Looking more closely at the Naremore paragraph, I'm kind of put off by the cavalier tone by which he regards all those great filmmakers he lumps together as the new modernists. He seems to imply that their interest is chiefly in their own production and formalistic practices, not in anything greater. I'd be hard-pressed to say that about nearly all of the filmmakers he names.


PS: Joyce of Ulysses - stereotypically accessible????

Zach Campbell said...

Kevin, I'm glad you could get something out of this.

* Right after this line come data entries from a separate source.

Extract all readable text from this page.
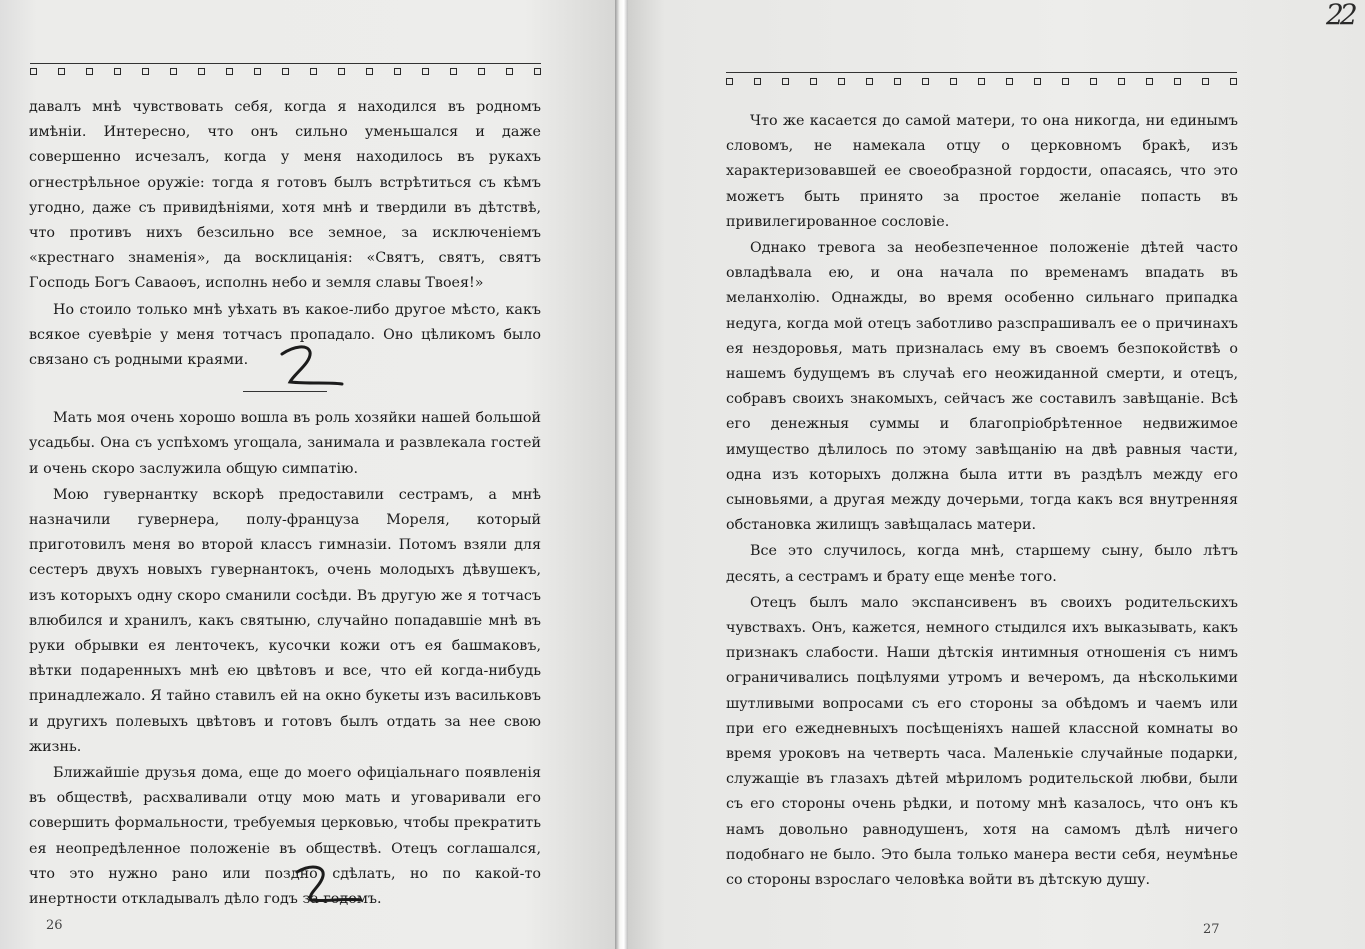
давалъ мнѣ чувствовать себя, когда я находился въ родномъ имѣніи. Интересно, что онъ сильно уменьшался и даже совершенно исчезалъ, когда у меня находилось въ рукахъ огнестрѣльное оружіе: тогда я готовъ былъ встрѣтиться съ кѣмъ угодно, даже съ привидѣніями, хотя мнѣ и твердили въ дѣтствѣ, что противъ нихъ безсильно все земное, за исключеніемъ «крестнаго знаменія», да восклицанія: «Святъ, святъ, святъ Господь Богъ Саваоѳъ, исполнь небо и земля славы Твоея!»

Но стоило только мнѣ уѣхать въ какое-либо другое мѣсто, какъ всякое суевѣріе у меня тотчасъ пропадало. Оно цѣликомъ было связано съ родными краями.

Мать моя очень хорошо вошла въ роль хозяйки нашей большой усадьбы. Она съ успѣхомъ угощала, занимала и развлекала гостей и очень скоро заслужила общую симпатію.

Мою гувернантку вскорѣ предоставили сестрамъ, а мнѣ назначили гувернера, полу-француза Мореля, который приготовилъ меня во второй классъ гимназіи. Потомъ взяли для сестеръ двухъ новыхъ гувернантокъ, очень молодыхъ дѣвушекъ, изъ которыхъ одну скоро сманили сосѣди. Въ другую же я тотчасъ влюбился и хранилъ, какъ святыню, случайно попадавшіе мнѣ въ руки обрывки ея ленточекъ, кусочки кожи отъ ея башмаковъ, вѣтки подаренныхъ мнѣ ею цвѣтовъ и все, что ей когда-нибудь принадлежало. Я тайно ставилъ ей на окно букеты изъ васильковъ и другихъ полевыхъ цвѣтовъ и готовъ былъ отдать за нее свою жизнь.

Ближайшіе друзья дома, еще до моего офиціальнаго появленія въ обществѣ, расхваливали отцу мою мать и уговаривали его совершить формальности, требуемыя церковью, чтобы прекратить ея неопредѣленное положеніе въ обществѣ. Отецъ соглашался, что это нужно рано или поздно сдѣлать, но по какой-то инертности откладывалъ дѣло годъ за годомъ.

26

Что же касается до самой матери, то она никогда, ни единымъ словомъ, не намекала отцу о церковномъ бракѣ, изъ характеризовавшей ее своеобразной гордости, опасаясь, что это можетъ быть принято за простое желаніе попасть въ привилегированное сословіе.

Однако тревога за необезпеченное положеніе дѣтей часто овладѣвала ею, и она начала по временамъ впадать въ меланхолію. Однажды, во время особенно сильнаго припадка недуга, когда мой отецъ заботливо разспрашивалъ ее о причинахъ ея нездоровья, мать призналась ему въ своемъ безпокойствѣ о нашемъ будущемъ въ случаѣ его неожиданной смерти, и отецъ, собравъ своихъ знакомыхъ, сейчасъ же составилъ завѣщаніе. Всѣ его денежныя суммы и благопріобрѣтенное недвижимое имущество дѣлилось по этому завѣщанію на двѣ равныя части, одна изъ которыхъ должна была итти въ раздѣлъ между его сыновьями, а другая между дочерьми, тогда какъ вся внутренняя обстановка жилищъ завѣщалась матери.

Все это случилось, когда мнѣ, старшему сыну, было лѣтъ десять, а сестрамъ и брату еще менѣе того.

Отецъ былъ мало экспансивенъ въ своихъ родительскихъ чувствахъ. Онъ, кажется, немного стыдился ихъ выказывать, какъ признакъ слабости. Наши дѣтскія интимныя отношенія съ нимъ ограничивались поцѣлуями утромъ и вечеромъ, да нѣсколькими шутливыми вопросами съ его стороны за обѣдомъ и чаемъ или при его ежедневныхъ посѣщеніяхъ нашей классной комнаты во время уроковъ на четверть часа. Маленькіе случайные подарки, служащіе въ глазахъ дѣтей мѣриломъ родительской любви, были съ его стороны очень рѣдки, и потому мнѣ казалось, что онъ къ намъ довольно равнодушенъ, хотя на самомъ дѣлѣ ничего подобнаго не было. Это была только манера вести себя, неумѣнье со стороны взрослаго человѣка войти въ дѣтскую душу.

27
22
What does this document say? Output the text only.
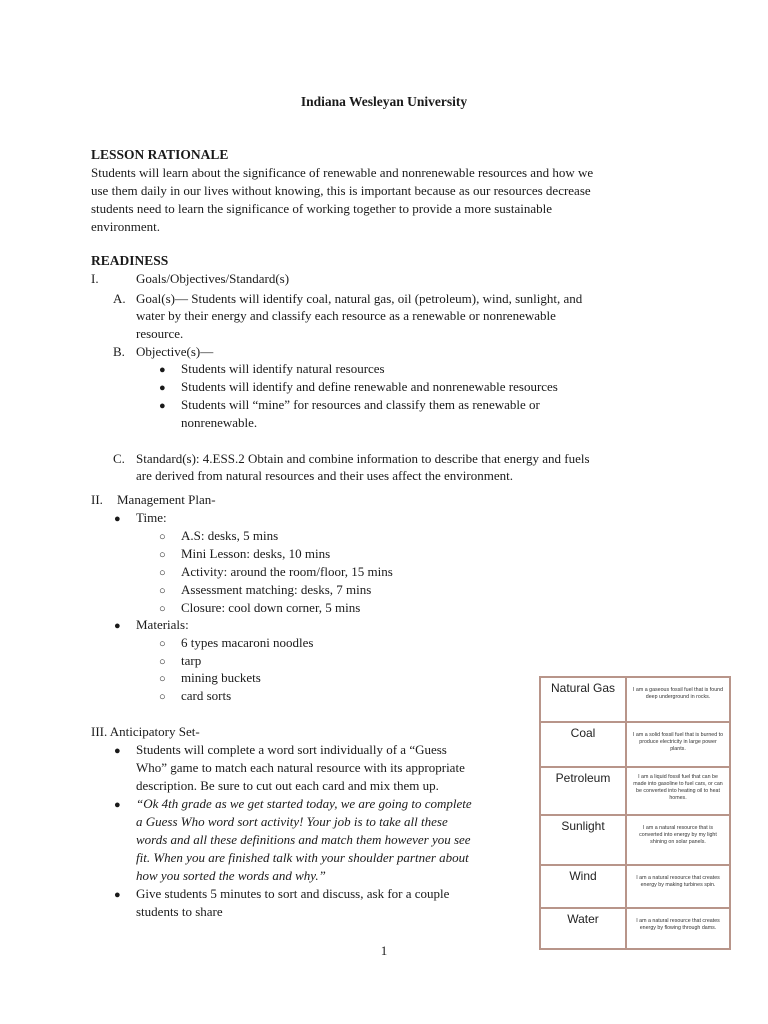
Indiana Wesleyan University
LESSON RATIONALE
Students will learn about the significance of renewable and nonrenewable resources and how we
use them daily in our lives without knowing, this is important because as our resources decrease
students need to learn the significance of working together to provide a more sustainable
environment.
READINESS
I.	Goals/Objectives/Standard(s)
A. Goal(s)— Students will identify coal, natural gas, oil (petroleum), wind, sunlight, and
water by their energy and classify each resource as a renewable or nonrenewable
resource.
B. Objective(s)—
● Students will identify natural resources
● Students will identify and define renewable and nonrenewable resources
● Students will “mine” for resources and classify them as renewable or
nonrenewable.
C. Standard(s): 4.ESS.2 Obtain and combine information to describe that energy and fuels
are derived from natural resources and their uses affect the environment.
II. Management Plan-
● Time:
○ A.S: desks, 5 mins
○ Mini Lesson: desks, 10 mins
○ Activity: around the room/floor, 15 mins
○ Assessment matching: desks, 7 mins
○ Closure: cool down corner, 5 mins
● Materials:
○ 6 types macaroni noodles
○ tarp
○ mining buckets
○ card sorts
III. Anticipatory Set-
● Students will complete a word sort individually of a “Guess
Who” game to match each natural resource with its appropriate
description. Be sure to cut out each card and mix them up.
● “Ok 4th grade as we get started today, we are going to complete
a Guess Who word sort activity! Your job is to take all these
words and all these definitions and match them however you see
fit. When you are finished talk with your shoulder partner about
how you sorted the words and why.”
● Give students 5 minutes to sort and discuss, ask for a couple
students to share
Natural Gas	I am a gaseous fossil fuel that is found deep underground in rocks.
Coal	I am a solid fossil fuel that is burned to produce electricity in large power plants.
Petroleum	I am a liquid fossil fuel that can be made into gasoline to fuel cars, or can be converted into heating oil to heat homes.
Sunlight	I am a natural resource that is converted into energy by my light shining on solar panels.
Wind	I am a natural resource that creates energy by making turbines spin.
Water	I am a natural resource that creates energy by flowing through dams.
1
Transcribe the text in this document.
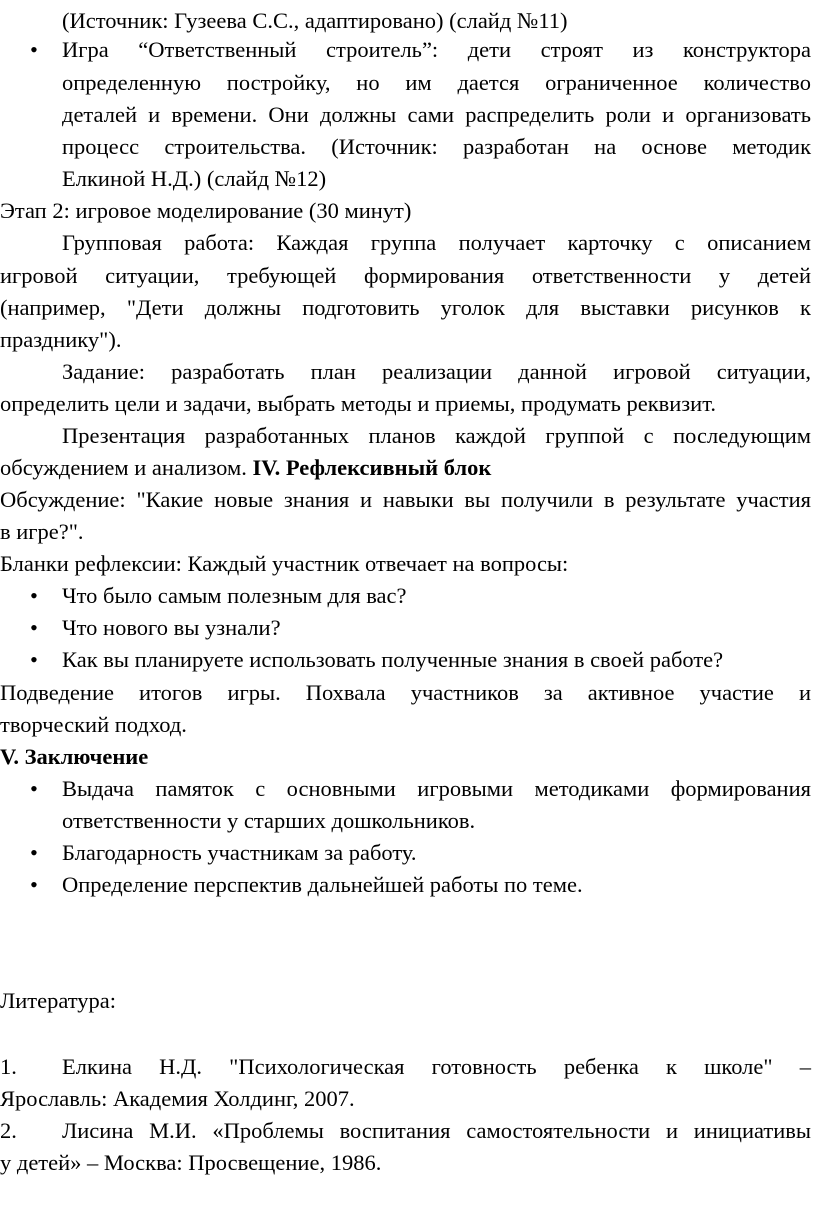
(Источник: Гузеева С.С., адаптировано) (слайд №11)
• Игра “Ответственный строитель”: дети строят из конструктора
определенную постройку, но им дается ограниченное количество
деталей и времени. Они должны сами распределить роли и организовать
процесс строительства. (Источник: разработан на основе методик
Елкиной Н.Д.) (слайд №12)
Этап 2: игровое моделирование (30 минут)
Групповая работа: Каждая группа получает карточку с описанием
игровой ситуации, требующей формирования ответственности у детей
(например, "Дети должны подготовить уголок для выставки рисунков к
празднику").
Задание: разработать план реализации данной игровой ситуации,
определить цели и задачи, выбрать методы и приемы, продумать реквизит.
Презентация разработанных планов каждой группой с последующим
обсуждением и анализом. IV. Рефлексивный блок
Обсуждение: "Какие новые знания и навыки вы получили в результате участия
в игре?".
Бланки рефлексии: Каждый участник отвечает на вопросы:
• Что было самым полезным для вас?
• Что нового вы узнали?
• Как вы планируете использовать полученные знания в своей работе?
Подведение итогов игры. Похвала участников за активное участие и
творческий подход.
V. Заключение
• Выдача памяток с основными игровыми методиками формирования
ответственности у старших дошкольников.
• Благодарность участникам за работу.
• Определение перспектив дальнейшей работы по теме.
Литература:
1.	Елкина Н.Д. "Психологическая готовность ребенка к школе" –
Ярославль: Академия Холдинг, 2007.
2.	Лисина М.И. «Проблемы воспитания самостоятельности и инициативы
у детей» – Москва: Просвещение, 1986.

Jameson's "lumping" of the new modernists is the sort of thing he sometimes does with too much ease, and as I alluded to in my post on violence above, I also think Jameson--like a lot of "moonlighters" in film studies--sometimes settles too easily for generalizations of whatever they know from DVD or arthouses or big film festivals; hence Jameson always uses this shorthand for the 'great auteurs of the 1950s' (Bergman, Kurosawa, Fellini) and the great late modernists like Yang or Sokurov. (He doesn't always let his hand show as to the extent to which he considers these 'greats' personal favorites versus the extent to which he's merely letting them be identified by their stature, so that he can examine them & their work as cultural artifacts. I think he does have much genuine affection for Yang & Sokurov, though.) Anyway, the article itself (on Sokurov) is pretty good at delving into what Sokurov does, his significance, and contextualizes the forms he uses rather than indicate they're merely difficult "writerly" play.